Ilustrasi: Reuters
Gempa tersebut berasal dari pergerakan lempeng Indonesia-Australia dengan Eurasia. "Sumber gempanya dari sana. Wilayah pesisir selatan itu masuk zona Cincin Api,” katanya.
Musripan menjelaskan, gempa bumi terjadi akibat pelepasan energi di dalam bumi yang secara tiba-tiba ditandai patahnya lapisan batuan pada kerak bumi. Akumulasi energi penyebab terjadinya gempa dihasilkan dari pergerakan lempeng-lempeng tektonik, sehingga energi yang dihasilkan dipancarkan ke segala arah berupa gelombang gempa bumi. Hal itu menimbulkan efek yang dapat dirasakan hingga permukaan bumi.
Setiap tahun, permukaan bumi mengalami pergerakan dengan kecepatan 5-7 milimeter per tahun. Gempa seperti itu biasa terjadi dan harus dihadapi tanpa panik berlebihan. Berdasarkan catatan Badan Meteorologi, Klimatologi, dan Geofisika (BMKG), sepanjang 2016, sudah terjadi 8-9 kali gempa serupa.
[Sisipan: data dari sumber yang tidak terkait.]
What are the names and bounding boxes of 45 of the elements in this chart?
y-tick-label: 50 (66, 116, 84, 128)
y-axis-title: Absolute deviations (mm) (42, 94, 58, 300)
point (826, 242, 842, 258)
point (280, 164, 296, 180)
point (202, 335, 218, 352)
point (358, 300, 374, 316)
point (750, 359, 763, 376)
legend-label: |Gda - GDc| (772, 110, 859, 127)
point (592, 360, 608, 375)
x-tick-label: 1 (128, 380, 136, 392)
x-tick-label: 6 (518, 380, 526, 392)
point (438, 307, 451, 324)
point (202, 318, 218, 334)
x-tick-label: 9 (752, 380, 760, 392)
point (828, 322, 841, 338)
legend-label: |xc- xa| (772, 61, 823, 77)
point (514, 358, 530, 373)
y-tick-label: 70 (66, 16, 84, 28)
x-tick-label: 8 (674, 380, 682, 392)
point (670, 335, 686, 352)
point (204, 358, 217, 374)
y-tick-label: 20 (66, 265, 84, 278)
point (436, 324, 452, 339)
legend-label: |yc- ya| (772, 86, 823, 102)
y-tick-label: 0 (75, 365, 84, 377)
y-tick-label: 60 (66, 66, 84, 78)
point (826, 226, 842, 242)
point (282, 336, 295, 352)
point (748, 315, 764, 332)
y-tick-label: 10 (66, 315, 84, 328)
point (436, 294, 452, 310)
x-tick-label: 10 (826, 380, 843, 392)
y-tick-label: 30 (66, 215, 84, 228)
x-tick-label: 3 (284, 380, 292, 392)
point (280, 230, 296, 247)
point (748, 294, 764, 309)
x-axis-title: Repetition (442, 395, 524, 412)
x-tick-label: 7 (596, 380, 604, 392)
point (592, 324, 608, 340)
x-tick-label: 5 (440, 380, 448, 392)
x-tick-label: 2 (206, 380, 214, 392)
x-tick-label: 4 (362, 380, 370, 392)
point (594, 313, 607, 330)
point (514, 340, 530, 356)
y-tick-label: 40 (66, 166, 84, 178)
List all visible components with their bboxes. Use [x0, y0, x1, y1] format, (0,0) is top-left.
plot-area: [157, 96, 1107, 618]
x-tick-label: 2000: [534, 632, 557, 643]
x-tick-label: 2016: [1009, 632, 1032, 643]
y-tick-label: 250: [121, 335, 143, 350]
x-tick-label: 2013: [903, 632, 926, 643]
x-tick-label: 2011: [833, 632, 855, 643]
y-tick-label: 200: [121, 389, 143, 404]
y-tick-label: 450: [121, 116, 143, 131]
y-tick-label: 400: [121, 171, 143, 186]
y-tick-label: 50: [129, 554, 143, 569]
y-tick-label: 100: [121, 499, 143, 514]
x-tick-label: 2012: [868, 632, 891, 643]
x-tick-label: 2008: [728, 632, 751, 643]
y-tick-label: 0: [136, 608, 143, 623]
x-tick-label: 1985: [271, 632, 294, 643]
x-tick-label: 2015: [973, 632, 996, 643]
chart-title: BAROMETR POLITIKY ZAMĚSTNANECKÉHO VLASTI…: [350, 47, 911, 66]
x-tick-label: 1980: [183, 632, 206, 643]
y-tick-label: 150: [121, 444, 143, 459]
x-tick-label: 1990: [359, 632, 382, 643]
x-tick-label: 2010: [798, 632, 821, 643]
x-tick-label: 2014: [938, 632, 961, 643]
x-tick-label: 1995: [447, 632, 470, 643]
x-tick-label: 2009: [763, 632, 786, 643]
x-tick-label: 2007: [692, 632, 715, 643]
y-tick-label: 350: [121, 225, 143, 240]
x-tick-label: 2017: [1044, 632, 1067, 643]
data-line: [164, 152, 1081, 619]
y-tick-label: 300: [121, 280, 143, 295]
Jadi gempa seperti ini bisa rutin terjadi. "Sehingga harus membiasakan diri menghadapinya agar tidak panik berlebihan,” katanya.
Namun, menurut dia, jika tak ada letupan energi, hal itu malah lebih berbahaya karena bisa menimbulkan gempa yang lebih besar.
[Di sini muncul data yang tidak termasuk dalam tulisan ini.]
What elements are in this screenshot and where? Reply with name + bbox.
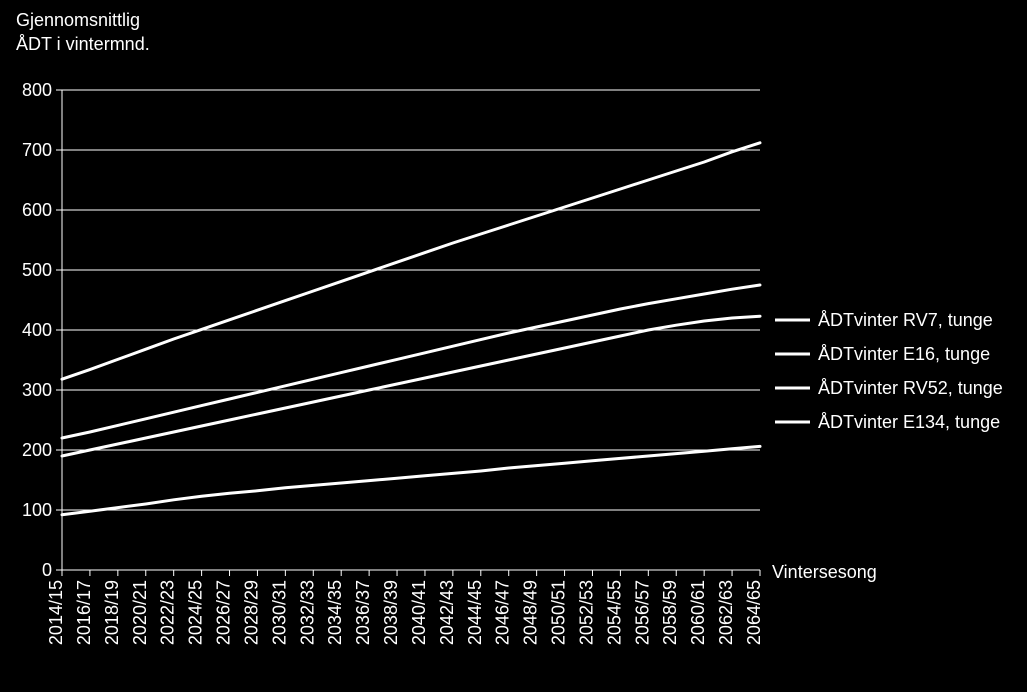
x-tick-label: 2042/43 xyxy=(437,580,457,645)
line-chart: 0 100 200 300 400 500 600 700 800 2014/15 2016/17 2… xyxy=(0,0,1027,692)
x-tick-label: 2052/53 xyxy=(576,580,596,645)
x-tick-label: 2044/45 xyxy=(465,580,485,645)
y-tick-label: 400 xyxy=(22,320,52,340)
y-tick-label: 0 xyxy=(42,560,52,580)
y-tick-label: 200 xyxy=(22,440,52,460)
x-tick-label: 2036/37 xyxy=(353,580,373,645)
legend-label: ÅDTvinter E134, tunge xyxy=(818,412,1000,432)
x-tick-label: 2014/15 xyxy=(46,580,66,645)
x-tick-label: 2062/63 xyxy=(716,580,736,645)
x-axis-title: Vintersesong xyxy=(772,562,877,582)
x-tick-label: 2018/19 xyxy=(102,580,122,645)
y-tick-label: 100 xyxy=(22,500,52,520)
x-tick-label: 2054/55 xyxy=(604,580,624,645)
y-axis-title: Gjennomsnittlig xyxy=(16,10,140,30)
x-tick-label: 2064/65 xyxy=(744,580,764,645)
y-tick-label: 500 xyxy=(22,260,52,280)
chart-container: 0 100 200 300 400 500 600 700 800 2014/15 2016/17 2… xyxy=(0,0,1027,692)
x-tick-label: 2024/25 xyxy=(186,580,206,645)
x-tick-label: 2048/49 xyxy=(521,580,541,645)
legend-label: ÅDTvinter RV52, tunge xyxy=(818,378,1003,398)
x-tick-label: 2020/21 xyxy=(130,580,150,645)
x-tick-label: 2030/31 xyxy=(269,580,289,645)
x-tick-label: 2050/51 xyxy=(549,580,569,645)
x-tick-label: 2026/27 xyxy=(214,580,234,645)
x-tick-label: 2060/61 xyxy=(688,580,708,645)
x-tick-label: 2046/47 xyxy=(493,580,513,645)
y-tick-label: 300 xyxy=(22,380,52,400)
y-tick-label: 600 xyxy=(22,200,52,220)
x-tick-label: 2056/57 xyxy=(632,580,652,645)
x-tick-label: 2034/35 xyxy=(325,580,345,645)
y-axis-title: ÅDT i vintermnd. xyxy=(16,34,150,54)
y-tick-label: 800 xyxy=(22,80,52,100)
legend-label: ÅDTvinter RV7, tunge xyxy=(818,310,993,330)
x-tick-label: 2028/29 xyxy=(241,580,261,645)
x-tick-label: 2016/17 xyxy=(74,580,94,645)
x-tick-label: 2038/39 xyxy=(381,580,401,645)
legend-label: ÅDTvinter E16, tunge xyxy=(818,344,990,364)
x-tick-label: 2032/33 xyxy=(297,580,317,645)
x-tick-label: 2040/41 xyxy=(409,580,429,645)
x-tick-label: 2058/59 xyxy=(660,580,680,645)
x-tick-label: 2022/23 xyxy=(158,580,178,645)
y-tick-label: 700 xyxy=(22,140,52,160)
Gempa di Malang, kata dia, tak hanya dirasakan warga Malang, tapi juga di Blitar, Lumajang, dan daerah lain di Jawa Timur, bahkan hingga Yogyakarta. Musripan menjelaskan, getaran gempa di Kabupaten Malang berskala 3-4 MMI (modified mercalli intensity), Kabupaten Blitar 4 MMI, Surabaya 3 MMI, Nganjuk 2-3 MMI, dan Yogyakarta 2-3 MMI. Gempa tersebut tidak berpotensi menimbulkan tsunami karena skalanya di bawah 6 SR.
Sekretaris Palang Merah Indonesia Kabupaten Malang Aprillijanto menyatakan belum menerima laporan kerusakan bangunan rumah dan perkantoran ataupun timbulnya korban jiwa. Laporan yang masuk menyebutkan masyarakat di wilayah pesisir selatan Malang, terutama di Pantai Sendangbiru, Kecamatan Sumbermanjing Wetan; Pantai Bajulmati, Kecamatan Gedangan; Pantai Lenggoksono, Kecamatan Tirtoyudo; serta Pantai Ngliyep, Kecamatan Donomulyo, masih aman.